En Allemagne, les Länder demandent que les contenus des médias de qualité soient plus facilement accessibles sur les réseaux sociaux. Quelles sont les implications de cette demande ?

Lorsque l’on défile sur Instagram, Twitter ou Facebook, on est souvent confronté à un vrai méli-mélo. Après une vidéo drôle de chat, on peut tomber sur un reportage politique, suivi d’une moquerie sur un représentant lors d’un congrès. Dans ce flux chaotique, les contributions journalistiques côtoient la désinformation et les campagnes politiques.
Les États allemands souhaitent maintenant influencer de manière plus marquée le contenu visible par les utilisateurs sur les plateformes sociales. Les opérateurs de ces plateformes devront dorénavant garantir une meilleure visibilité des publications des médias professionnels dans leurs fils d’actualité.
Des recommandations strictes existent aussi concernant les contributions d’opinion : les contenus dits “inacceptables” devraient être systématiquement supprimés. Cela inclut des appels à la violence, des insultes contre des groupes religieux ou des attaques contre des personnalités publiques.
Si ces propositions réussissent, une institution étatique, la Commission des médias, imposera des directives claires aux grandes plateformes comme Facebook, Instagram et TikTok pour le contenu à mettre en avant, touchant potentiellement des médias variés.
Cependant, des critiques expriment des inquiétudes concernant la liberté d’expression et l’éventualité d’une censure. Ce qui reste incontestable, c’est que l’État pourrait accroître son influence sur le marché des médias à travers ces mesures.
Le risque de reléguer les contenus sérieux
Les propositions soulevées touchent à une question fondamentale : selon quels critères les contenus sont-ils mis en avant dans ces feeds ? Les plateformes ne divulguent pas le fonctionnement de leurs algorithmes.
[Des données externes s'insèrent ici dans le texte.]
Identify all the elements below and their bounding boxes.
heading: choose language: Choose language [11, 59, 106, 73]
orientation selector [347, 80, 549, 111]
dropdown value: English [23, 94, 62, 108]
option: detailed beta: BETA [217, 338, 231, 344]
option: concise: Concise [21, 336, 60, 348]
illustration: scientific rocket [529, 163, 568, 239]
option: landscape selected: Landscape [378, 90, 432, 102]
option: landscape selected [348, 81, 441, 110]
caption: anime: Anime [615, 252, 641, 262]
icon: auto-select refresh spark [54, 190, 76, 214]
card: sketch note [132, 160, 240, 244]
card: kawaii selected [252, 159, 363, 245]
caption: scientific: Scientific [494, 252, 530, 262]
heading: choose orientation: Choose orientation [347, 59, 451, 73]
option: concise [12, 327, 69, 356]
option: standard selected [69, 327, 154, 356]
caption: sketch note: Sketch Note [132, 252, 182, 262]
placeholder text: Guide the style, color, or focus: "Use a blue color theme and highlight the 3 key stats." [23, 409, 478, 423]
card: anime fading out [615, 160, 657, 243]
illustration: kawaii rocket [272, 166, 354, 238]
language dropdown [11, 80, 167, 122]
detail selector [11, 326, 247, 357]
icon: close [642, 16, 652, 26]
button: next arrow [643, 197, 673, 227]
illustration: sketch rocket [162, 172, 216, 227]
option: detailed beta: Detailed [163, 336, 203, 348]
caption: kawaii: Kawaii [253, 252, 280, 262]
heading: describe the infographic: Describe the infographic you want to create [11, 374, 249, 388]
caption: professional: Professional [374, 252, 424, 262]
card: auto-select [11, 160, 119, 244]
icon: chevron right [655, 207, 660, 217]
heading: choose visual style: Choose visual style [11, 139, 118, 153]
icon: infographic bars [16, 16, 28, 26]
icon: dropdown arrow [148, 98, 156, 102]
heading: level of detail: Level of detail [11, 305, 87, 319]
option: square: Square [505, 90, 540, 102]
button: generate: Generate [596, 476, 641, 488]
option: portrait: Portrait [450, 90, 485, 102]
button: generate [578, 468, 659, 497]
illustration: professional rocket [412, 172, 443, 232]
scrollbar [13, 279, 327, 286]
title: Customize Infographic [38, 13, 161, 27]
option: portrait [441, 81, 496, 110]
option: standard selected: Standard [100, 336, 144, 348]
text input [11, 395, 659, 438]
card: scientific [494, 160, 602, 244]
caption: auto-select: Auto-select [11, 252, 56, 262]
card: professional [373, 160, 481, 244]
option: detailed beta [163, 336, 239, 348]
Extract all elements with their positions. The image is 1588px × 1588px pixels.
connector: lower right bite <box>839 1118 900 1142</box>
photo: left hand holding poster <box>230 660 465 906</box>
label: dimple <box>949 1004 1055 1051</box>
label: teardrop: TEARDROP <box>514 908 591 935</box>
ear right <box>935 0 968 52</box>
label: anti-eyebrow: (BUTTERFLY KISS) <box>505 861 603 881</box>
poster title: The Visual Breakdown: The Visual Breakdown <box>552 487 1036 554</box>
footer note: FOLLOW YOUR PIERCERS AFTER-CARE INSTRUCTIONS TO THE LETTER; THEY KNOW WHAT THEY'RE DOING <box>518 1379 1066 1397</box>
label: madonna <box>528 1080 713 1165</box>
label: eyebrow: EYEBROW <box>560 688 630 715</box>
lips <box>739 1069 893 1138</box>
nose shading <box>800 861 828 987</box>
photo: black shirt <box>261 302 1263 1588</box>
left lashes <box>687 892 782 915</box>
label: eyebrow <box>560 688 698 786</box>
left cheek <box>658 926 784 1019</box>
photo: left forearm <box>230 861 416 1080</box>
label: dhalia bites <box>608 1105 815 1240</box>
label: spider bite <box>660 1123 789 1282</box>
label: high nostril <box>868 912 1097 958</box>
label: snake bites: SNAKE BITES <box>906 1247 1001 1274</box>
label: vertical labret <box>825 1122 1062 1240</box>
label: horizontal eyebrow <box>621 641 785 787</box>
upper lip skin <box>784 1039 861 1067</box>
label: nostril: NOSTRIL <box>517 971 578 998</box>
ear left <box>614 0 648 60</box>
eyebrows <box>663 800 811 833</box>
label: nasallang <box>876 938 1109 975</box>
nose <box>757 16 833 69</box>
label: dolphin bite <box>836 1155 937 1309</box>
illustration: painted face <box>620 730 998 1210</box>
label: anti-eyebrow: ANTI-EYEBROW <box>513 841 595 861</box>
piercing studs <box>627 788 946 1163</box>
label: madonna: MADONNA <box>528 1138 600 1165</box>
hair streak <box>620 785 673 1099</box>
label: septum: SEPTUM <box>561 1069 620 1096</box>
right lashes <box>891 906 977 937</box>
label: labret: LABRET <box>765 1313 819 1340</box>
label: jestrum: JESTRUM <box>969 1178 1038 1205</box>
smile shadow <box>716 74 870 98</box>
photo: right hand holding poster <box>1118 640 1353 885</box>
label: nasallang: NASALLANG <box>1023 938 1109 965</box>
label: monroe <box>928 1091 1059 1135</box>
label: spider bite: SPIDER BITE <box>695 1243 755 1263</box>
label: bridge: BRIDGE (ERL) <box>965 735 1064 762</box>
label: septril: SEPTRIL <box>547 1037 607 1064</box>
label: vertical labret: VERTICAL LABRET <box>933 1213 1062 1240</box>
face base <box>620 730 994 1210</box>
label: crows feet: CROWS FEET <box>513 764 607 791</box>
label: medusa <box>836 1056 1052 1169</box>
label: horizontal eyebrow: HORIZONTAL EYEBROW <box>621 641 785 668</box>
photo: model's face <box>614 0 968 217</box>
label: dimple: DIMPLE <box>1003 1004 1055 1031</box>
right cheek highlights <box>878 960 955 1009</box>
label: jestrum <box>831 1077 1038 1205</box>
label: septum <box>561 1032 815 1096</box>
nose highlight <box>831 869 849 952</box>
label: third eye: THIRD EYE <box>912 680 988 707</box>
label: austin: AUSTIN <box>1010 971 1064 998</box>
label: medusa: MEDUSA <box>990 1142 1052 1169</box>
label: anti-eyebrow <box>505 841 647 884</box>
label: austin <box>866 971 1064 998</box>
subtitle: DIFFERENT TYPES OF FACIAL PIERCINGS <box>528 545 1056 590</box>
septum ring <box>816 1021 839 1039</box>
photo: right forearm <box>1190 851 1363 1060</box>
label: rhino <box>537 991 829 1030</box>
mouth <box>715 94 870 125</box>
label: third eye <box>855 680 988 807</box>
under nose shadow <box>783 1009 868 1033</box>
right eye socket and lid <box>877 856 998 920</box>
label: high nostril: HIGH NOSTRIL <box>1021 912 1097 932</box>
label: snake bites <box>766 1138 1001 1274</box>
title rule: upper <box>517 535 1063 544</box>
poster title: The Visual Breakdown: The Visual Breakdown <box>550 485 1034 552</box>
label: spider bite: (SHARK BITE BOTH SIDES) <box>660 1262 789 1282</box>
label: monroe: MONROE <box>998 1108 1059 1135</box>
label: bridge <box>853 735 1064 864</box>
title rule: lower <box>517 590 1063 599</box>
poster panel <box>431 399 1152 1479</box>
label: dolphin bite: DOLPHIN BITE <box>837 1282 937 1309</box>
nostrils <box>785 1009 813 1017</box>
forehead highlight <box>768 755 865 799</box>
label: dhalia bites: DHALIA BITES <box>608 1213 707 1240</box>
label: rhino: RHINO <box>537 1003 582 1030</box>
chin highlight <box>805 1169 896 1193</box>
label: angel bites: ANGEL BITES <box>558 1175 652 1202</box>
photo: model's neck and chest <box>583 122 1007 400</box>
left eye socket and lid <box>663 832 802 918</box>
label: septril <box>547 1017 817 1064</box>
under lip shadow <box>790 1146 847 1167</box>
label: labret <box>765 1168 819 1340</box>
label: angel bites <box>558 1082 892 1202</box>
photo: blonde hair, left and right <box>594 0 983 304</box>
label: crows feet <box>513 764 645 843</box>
Ce que l’on sait, c’est que les algorithmes privilégient les contenus ayant généré beaucoup d’interactions. Par conséquent, des reportages sur des sujets sensationnels risquent de prendre le pas sur des contenus plus apaisés.
Pour le débat public, cela peut avoir de lourdes conséquences. De nombreux citoyens ne s’informent plus seulement par les médias traditionnels, mais aussi via les réseaux sociaux. Ainsi, la question de la visibilité des contenus sur ces plateformes est d’une importance capitale.
Vers une meilleure visibilité des médias de qualité ?
Comment pourrait-on mettre en œuvre concrètement cette idée ? Trois documents en discutent. Un document de discussion pour la Commission des médias, un autre sur les points essentiels d’un “Contrat de médias numériques”, et le dernier propose des stratégies pour renforcer la diversité des contenus.
L’implémentation d’un processus en plusieurs étapes pour identifier les médias offrant un “Public Value” a également été évoquée, avec pour objectif de promouvoir des informations fiables et diversifiées.
Une question démocratique essentielle
La volonté de rendre plus visibles les contenus de qualité est ancrée dans une règle vieille de plus de quarante ans. Cette demande pourrait bien être une réponse face aux dérives algorithmiques qui risquent de déformer le débat public en favorisant des contenus sensationnels au détriment de l’information sérieuse.
Points à retenir
- Les médias de qualité pourraient voir leur visibilité améliorée sur les réseaux sociaux.
- Des critères clairs seraient définis pour catégoriser les contenus ayant un intérêt public.
- Les critiques soulèvent des questions sur la liberté d’expression et la censure gouvernementale.
- Les algorithmes de réseaux sociaux favorisent souvent les contenus polarisants ou sensationnels.
- La régulation pourrait renforcer la diversité et la fiabilité des informations disponibles.
Ces développements nous poussent à réfléchir sur la manière dont l’État peut et doit intervenir dans un espace dominé par des technologies mondiales. Dans quelle mesure est-il justifié d’intervenir sur le contenu que nous consommons ? À mon sens, il est impératif de protéger un environnement d’information sain, mais cette protection ne doit pas se transformer en censure. La complexité de ces enjeux appelle à un débat riche et nuancé.